Earlier this week, the day before July 4th, before snow coated the hillsides and frost visited valley gardens, our son took on the task of mowing the grass around the buildings. Rain and moderate temperatures had created a tangled mass of grasses and weeds.
He wheeled the mower around to the south side of the old ranch house; and there, standing proud above the knee-high grass, were the rows of iris that have always grown below the front-room window.
But childhood memory is not the purpose of this piece, for those flowers are more than a childhood memory.
Like museum artifacts, these iris have a history. My mother’s German immigrant family carried the plants among the possessions that they brought from their home in Nebraska in the early 1900’s.

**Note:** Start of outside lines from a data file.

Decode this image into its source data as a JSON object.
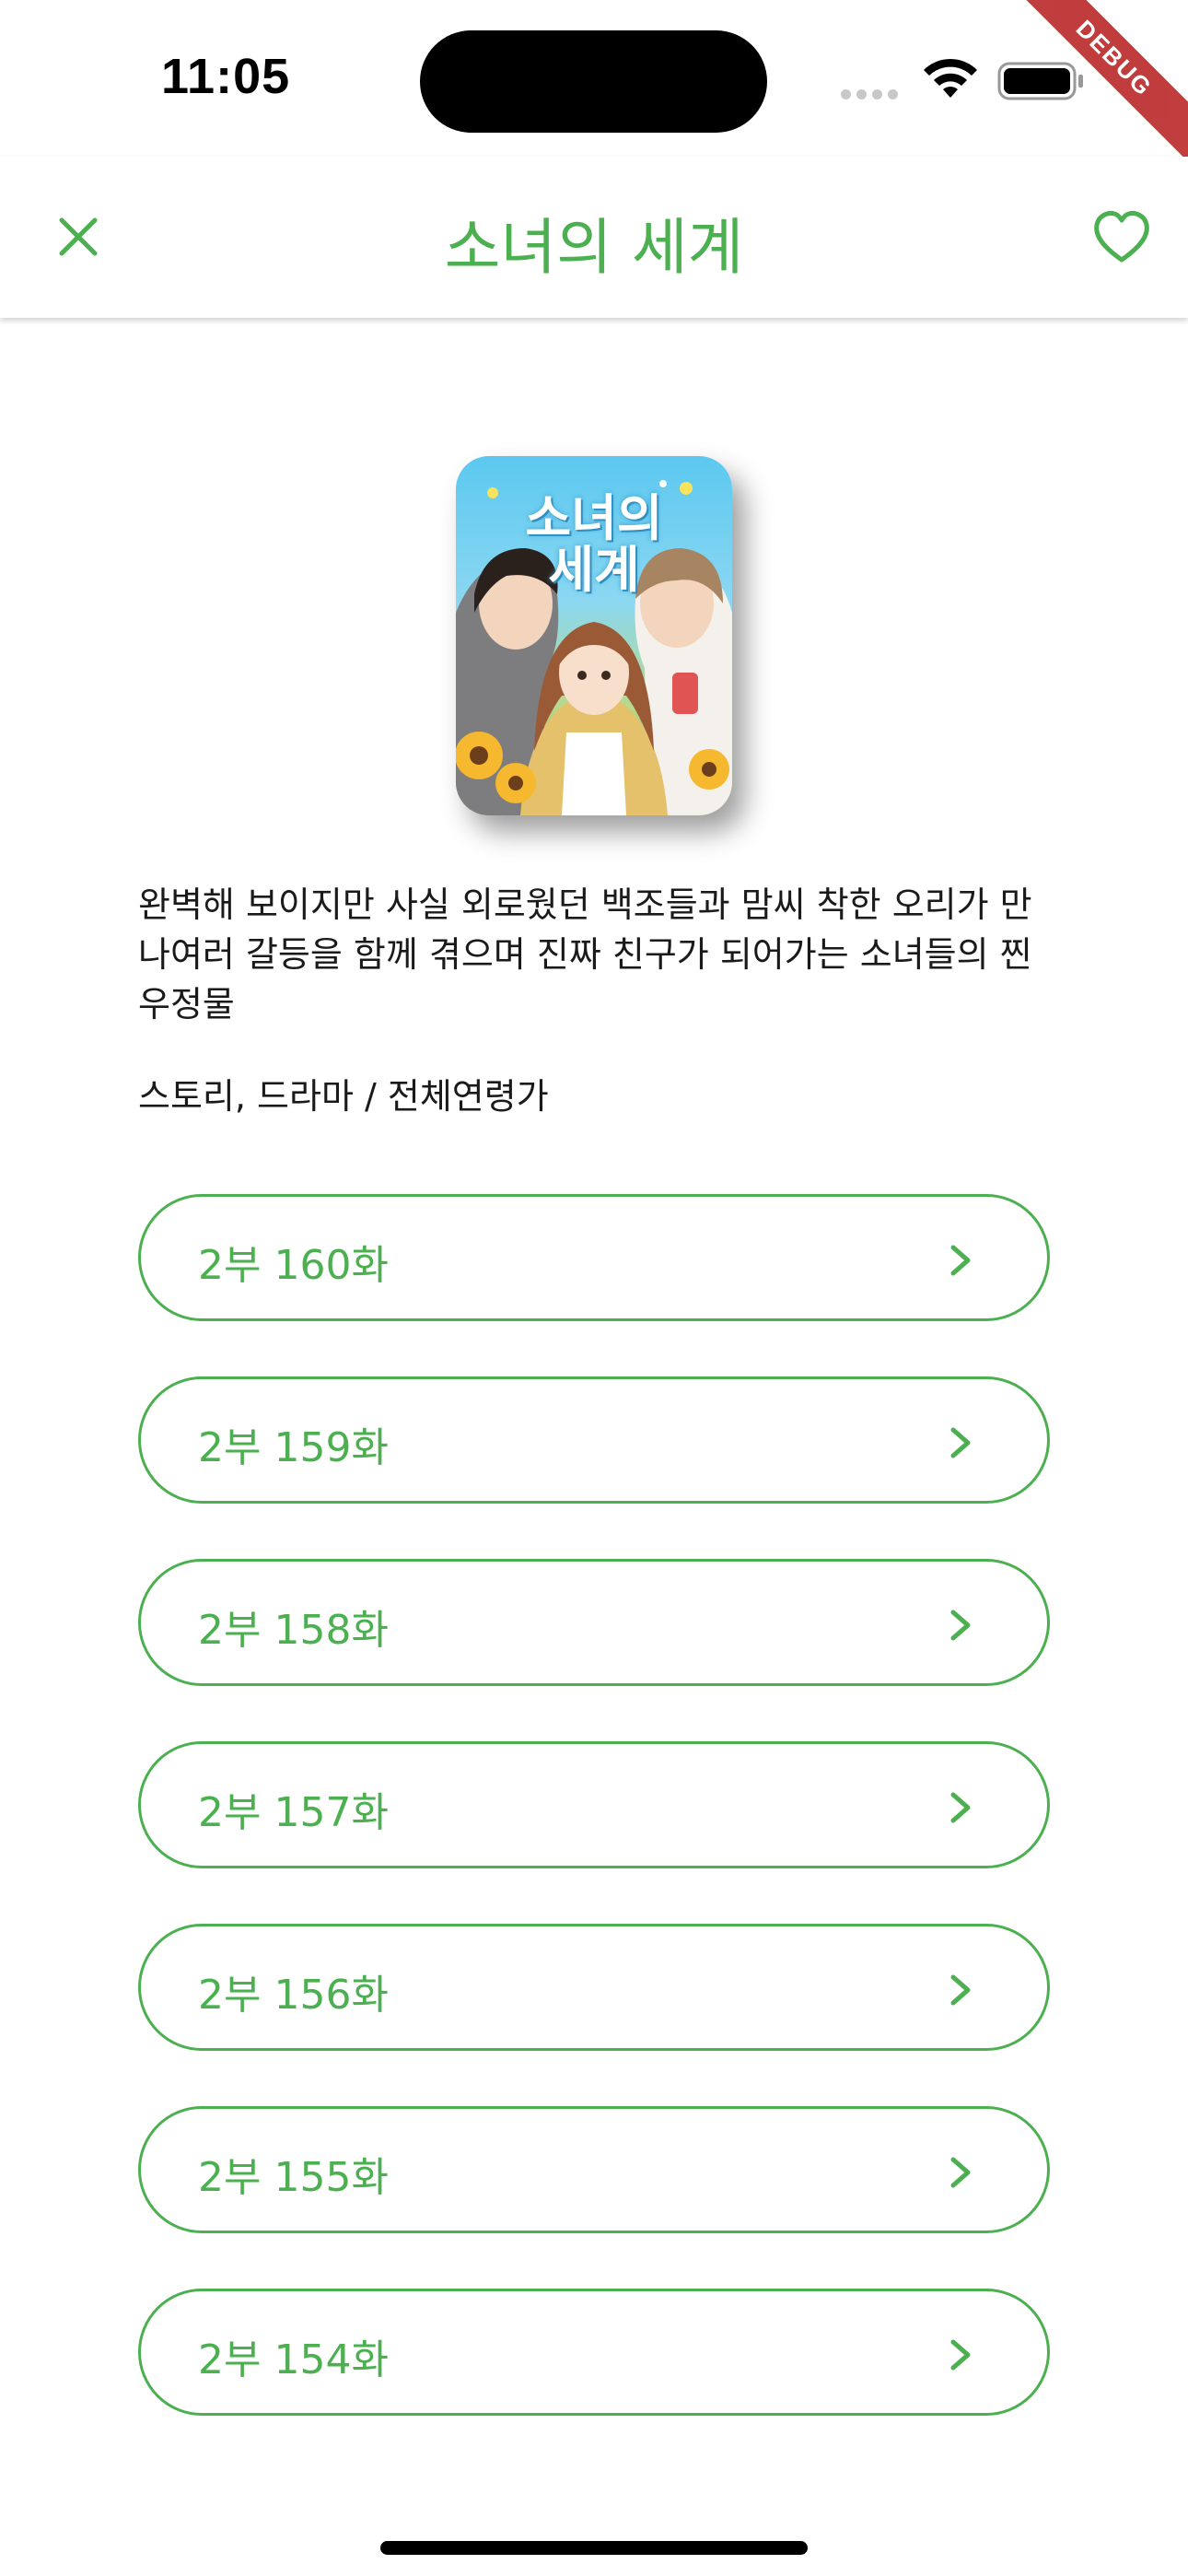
{
  "status_bar": {
    "time": "11:05"
  },
  "debug_banner": "DEBUG",
  "app_bar": {
    "title": "소녀의 세계",
    "close_icon": "close-icon",
    "favorite_icon": "heart-outline-icon"
  },
  "cover": {
    "title_line1": "소녀의",
    "title_line2": "세계"
  },
  "description": "완벽해 보이지만 사실 외로웠던 백조들과 맘씨 착한 오리가 만나여러 갈등을 함께 겪으며 진짜 친구가 되어가는 소녀들의 찐 우정물",
  "genre_age": "스토리, 드라마 / 전체연령가",
  "episodes": [
    {
      "label": "2부 160화"
    },
    {
      "label": "2부 159화"
    },
    {
      "label": "2부 158화"
    },
    {
      "label": "2부 157화"
    },
    {
      "label": "2부 156화"
    },
    {
      "label": "2부 155화"
    },
    {
      "label": "2부 154화"
    }
  ],
  "colors": {
    "accent": "#4caf50",
    "text": "#1a1a1a",
    "background": "#ffffff"
  }
}
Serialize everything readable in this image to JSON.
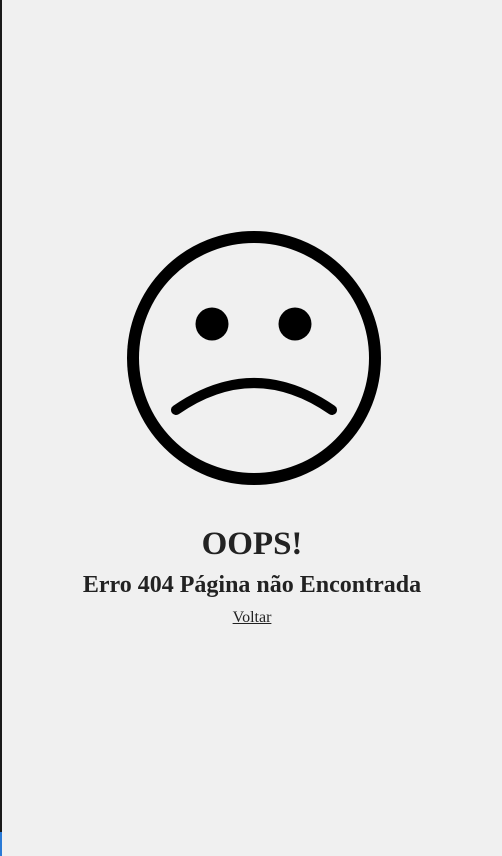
{
  "error_page": {
    "headline": "OOPS!",
    "message": "Erro 404 Página não Encontrada",
    "back_link_label": "Voltar",
    "face_icon": "sad-face-icon"
  },
  "colors": {
    "background": "#f0f0f0",
    "text": "#222222",
    "icon": "#000000",
    "left_edge": "#1a1a1a",
    "left_edge_accent": "#2a7ad6"
  }
}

The trek my grandparents made across the prairie to their homestead at the base of eastern Montana’s Sheep Mountains had begun in a recently unified Imperial Germany ruled by Emperor Wilhelm I. It was a country in the throes of change. Rapid growth and industrialization had made it a sweeping powerhouse. The lead-up to World War I stewed in the aftermath of the Franco-Prussian War, and Germany scrambled for colonial power in Africa, challenging other European nations. Uncertainty ruled, foreshadowing the war to come.
Half a world away, the iris survived the journey the family made to Montana.
When my mother was grown and married in the 1930’s, she dug up and divided some of the iris and brought them west with her to a new home on this ranch in north-central Montana. The iris flourished, surviving drought, heat, bitter cold, and wind that drove the snow ahead of it in its wintery blasts. Winds to lean into.
The iris not only survived; they thrived.
They outlasted the dogs digging in them to find cool earth on hot summer days. They endured my mother walking over them in her weekly forays to scrub all the windows with a long-handled brush and hot ammonia water that often sloshed over the sides of the bucket.
And, during recent years, they have endured benign neglect. Rarely if ever watered, they haven’t been “divided” or cultivated.
Still, year after year, they have grown, producing their subtly-colored flowers, proof of their toughness.
This iris microcosm reminds me of people and their movements. Moving to another environment is neither a facile decision or an easy task. Desperate circumstances beyond an individual’s control usually push the decision to seek safety and opportunity.
Then it takes time and testing to determine whether one stays or goes, moving on. Whether it is a move into a new state or a new nation, whether it was two hundred years ago, one hundred years ago, or just last year, it is difficult. This is not an endeavor for the faint of heart. It takes heart to come here; it takes heart to stay. And, it takes heart to accept those who follow.
I find in that heart my own beginnings.
And, in this afternoon’s heat, I pulled out a hose to water our iris.